We see too often where the ops manager or CIO subjectively decides to do ITIL then starts a great work of fiction called a business case to validate their decision. Most IT organisations have learned to talk like a business but not to think like a business.

So, first do the business case as an exercise. Does it stack up? If not, why are you taking it to the business? How is it in the best interests of the organisation as a whole? If you still feel it is the right thing to do, then work out why and include those arguments in the business case.

Of course, you may be proposing an ITIL project because you can all see redundancy looming and ITIL looks good on a CV. Even if the business case is as wobbly as a BS15000 certification franchise, this article will still help you get the business case through.

The keys to a strong ITIL business case are some basic things:

  • There ought to be low-hanging fruit. If there are no real short-term gains you will never hold the attention of either grass-roots participants or senior management.

  • There ought to be real money. If you are not saving dollars somewhere to pay for at least part of it, you will be dependent on a "religious decision" (i.e. a leap of faith) by a senior manager who supports you. When that person moves on, the support is gone. Without demonstrable ROI you are back to square one with their successor.

    Someone at the ITIL consultancy Pink Elephant posted an excellent rule of thumb for ROI at blog.evergreensys.com: “[Y]ou set your maturity target for process improvement at CMM3. You then analyse the incident data and determine what percentage of incidents would not have occurred with a CMM3 level of process implementation. From this, you can calculate the ROI”.

    Thankfully the operational side of IT tends to have strong metrics to support business cases, and to involve repeatable processes where efficiencies can be made. Nevertheless, the dollars will seldom be enough, so make up the "shortfall" in the business case with risk, compliance, and strategic advantage.

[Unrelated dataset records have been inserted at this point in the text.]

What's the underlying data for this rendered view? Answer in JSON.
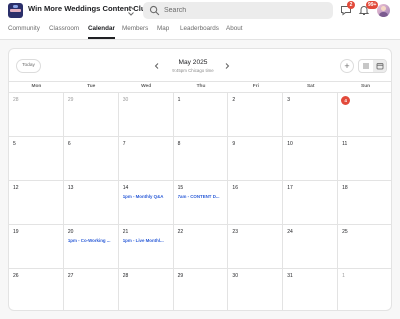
{
  "app": {
    "title": "Win More Weddings Content Club",
    "icons": {
      "logo": "community-logo",
      "switcher": "chevron-up-down-icon"
    }
  },
  "search": {
    "placeholder": "Search",
    "icon": "search-icon"
  },
  "top_actions": {
    "chat_badge": "2",
    "notifications_badge": "99+",
    "icons": [
      "chat-icon",
      "bell-icon",
      "avatar"
    ]
  },
  "nav": {
    "tabs": [
      {
        "label": "Community"
      },
      {
        "label": "Classroom"
      },
      {
        "label": "Calendar",
        "active": true
      },
      {
        "label": "Members"
      },
      {
        "label": "Map"
      },
      {
        "label": "Leaderboards"
      },
      {
        "label": "About"
      }
    ]
  },
  "calendar": {
    "today_label": "Today",
    "month": "May 2025",
    "timezone_note": "9:45pm Chicago time",
    "add_symbol": "+",
    "view_options": [
      "list-view-icon",
      "calendar-view-icon"
    ],
    "active_view": "calendar-view-icon",
    "weekdays": [
      "Mon",
      "Tue",
      "Wed",
      "Thu",
      "Fri",
      "Sat",
      "Sun"
    ],
    "weeks": [
      [
        {
          "day": "28",
          "muted": true
        },
        {
          "day": "29",
          "muted": true
        },
        {
          "day": "30",
          "muted": true
        },
        {
          "day": "1"
        },
        {
          "day": "2"
        },
        {
          "day": "3"
        },
        {
          "day": "4",
          "today": true
        }
      ],
      [
        {
          "day": "5"
        },
        {
          "day": "6"
        },
        {
          "day": "7"
        },
        {
          "day": "8"
        },
        {
          "day": "9"
        },
        {
          "day": "10"
        },
        {
          "day": "11"
        }
      ],
      [
        {
          "day": "12"
        },
        {
          "day": "13"
        },
        {
          "day": "14",
          "event": "1pm - Monthly Q&A"
        },
        {
          "day": "15",
          "event": "7am - CONTENT D..."
        },
        {
          "day": "16"
        },
        {
          "day": "17"
        },
        {
          "day": "18"
        }
      ],
      [
        {
          "day": "19"
        },
        {
          "day": "20",
          "event": "1pm - Co-Working ..."
        },
        {
          "day": "21",
          "event": "1pm - Live Monthl..."
        },
        {
          "day": "22"
        },
        {
          "day": "23"
        },
        {
          "day": "24"
        },
        {
          "day": "25"
        }
      ],
      [
        {
          "day": "26"
        },
        {
          "day": "27"
        },
        {
          "day": "28"
        },
        {
          "day": "29"
        },
        {
          "day": "30"
        },
        {
          "day": "31"
        },
        {
          "day": "1",
          "muted": true
        }
      ]
    ]
  },
  "colors": {
    "accent_event": "#2a5bd7",
    "badge": "#e24a3b",
    "today_marker": "#e24a3b",
    "page_background": "#f7f7f7"
  }
}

    Risk is the easy one if management are at all risk sensitive. As we said last time, reducing risk can be a compelling argument if (a) there is focus on that risk right now due to scrutiny or a recent embarrassment, and (b) the person who owns the money owns the risk.

    Find the audit office, risk manager, or chief security officer to find out what concerns them about IT. Get them needling your decision-maker, or at least threaten the decision-maker with them. If you are a bank, use Basel II. Security is the obvious domain to talk about risk, but do not neglect the other ITIL domains. Reducing production outages or speeding mean-time-to-repair can have a dollar value, but they also reduce risk.

    Compliance is really easy once a compliance requirement has been slapped on the business. SOX, ISO9000, and coming soon ISO/IEC 20000. Also, look for a big customer contract that has some process or quality SLAs in it.

    There may also be internal requirements. A much-talked-about example is “transparency” or “business alignment." If this is a genuine formal requirement on IT from the business, good, use it. If it is just words then it is not an argument. There must be a real pain.

    Strategic advantage is much harder for back-room stuff like IT operations but you can argue increased flexibility and responsiveness, and faster time to market with new IT systems.